The Defence Forces International Operational Medal is a new award created to recognise the role serving personnel have played when deployed overseas on humanitarian missions.
Junior Defence Minister Paul Kehoe announced the creation of the medal last week during a visit to personnel in Sardinia — and revealed the first medal ceremony would be in Rosslare, in his Wexford constituency.
Veteran’s group the Irish Seamen’s Relatives’ Association (ISRA) and Permanent Defence Force Other Ranks Representative Association (PDForra) criticised the decision, and claimed the preference among personnel was to have the ceremony at Haulbowline in Cork.
The ISRA claimed “political expediency” was the reason why a town in the minister’s constituency was chosen, rather than Haulbowline, where the majority of navy personnel live with their families.
The Department of Defence said it frequently holds ceremonies, commissionings, and reviews at locations across Ireland.
“The awarding of these medals to naval service personnel who have served on Operation Pontus will not be a one-off event,” said the Department in a statement.

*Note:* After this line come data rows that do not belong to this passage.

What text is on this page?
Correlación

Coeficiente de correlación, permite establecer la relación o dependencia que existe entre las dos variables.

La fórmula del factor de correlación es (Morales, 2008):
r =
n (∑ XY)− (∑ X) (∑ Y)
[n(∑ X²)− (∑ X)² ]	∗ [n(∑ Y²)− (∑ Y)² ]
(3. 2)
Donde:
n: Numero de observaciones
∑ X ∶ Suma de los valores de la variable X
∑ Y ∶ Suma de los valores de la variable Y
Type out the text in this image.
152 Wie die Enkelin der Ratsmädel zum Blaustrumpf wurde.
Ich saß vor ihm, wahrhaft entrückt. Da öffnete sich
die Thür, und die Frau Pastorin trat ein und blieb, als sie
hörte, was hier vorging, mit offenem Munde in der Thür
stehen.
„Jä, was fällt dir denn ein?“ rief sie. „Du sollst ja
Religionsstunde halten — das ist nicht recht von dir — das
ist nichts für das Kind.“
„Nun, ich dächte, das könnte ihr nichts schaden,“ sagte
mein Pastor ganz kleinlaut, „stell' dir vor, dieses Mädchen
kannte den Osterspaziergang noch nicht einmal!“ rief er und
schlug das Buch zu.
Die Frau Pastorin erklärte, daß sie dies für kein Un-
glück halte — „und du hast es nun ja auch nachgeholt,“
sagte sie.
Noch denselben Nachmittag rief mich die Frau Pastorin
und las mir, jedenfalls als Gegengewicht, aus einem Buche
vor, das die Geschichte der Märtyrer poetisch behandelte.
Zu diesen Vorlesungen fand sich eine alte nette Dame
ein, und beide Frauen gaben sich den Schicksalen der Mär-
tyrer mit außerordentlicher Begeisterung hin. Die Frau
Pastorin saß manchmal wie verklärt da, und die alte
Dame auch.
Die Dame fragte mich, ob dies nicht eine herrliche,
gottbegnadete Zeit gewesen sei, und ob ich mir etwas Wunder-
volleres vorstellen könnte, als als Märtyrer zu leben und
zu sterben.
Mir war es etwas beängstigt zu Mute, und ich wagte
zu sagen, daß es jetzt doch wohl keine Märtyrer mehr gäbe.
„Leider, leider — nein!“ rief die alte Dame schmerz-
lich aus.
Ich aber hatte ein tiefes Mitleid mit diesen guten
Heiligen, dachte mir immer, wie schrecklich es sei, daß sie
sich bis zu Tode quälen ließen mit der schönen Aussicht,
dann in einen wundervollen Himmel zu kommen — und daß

“A number of medal ceremonies will have to take place so that every member who served in Operation Pontus receives their medal. The Naval Service Headquarters at Haulbowline will be one of those locations
“The chosen location of Rosslare for the first of these ceremonies is not unusual as the Defence Forces regularly holds events and ceremonies outside of its many installations around the country.
“It will also allow a wider circle of family, friends, and the public at large, to attend these formal events. These are positive initiatives that will only benefit the Defence Forces, both in terms of recognition and, importantly, when it comes to encouraging young people to join.”
However, responding to the Department, PDForra said:
“The minister’s wish to allow the greater public to engage in this historic occasion has PDForra at a loss, as due to the difficulty and expense, our members can ill afford to travel to Rosslare to participate in this ceremony.
“Whilst there will be a number of medal parades there will only be one first parade. Could the minister not allow this to take place at Haulbowline and then rotate this ceremony at different locations?”
Housing Minister Simon Coveney has defended the decision on Rosslare.
“I think it’s important to remind people that our naval service is a national service even though their headquarters are here in Haulbowline and I’ve spent a lot of time with them — there will be a number of medal ceremonies for the naval service for their work in the Mediterranean which has been extraordinary and I suspect some of them will be in Haulbowline and some of them will be in other parts of the country and I don’t think people should get too upset about that.
What we don’t want is a naval headquarters where everything happens — this is a national service and we want to attract the best people from across the country, whether it’s into the army, the navy or the air corps, and this is part of this process of opening it up and being very public about it.”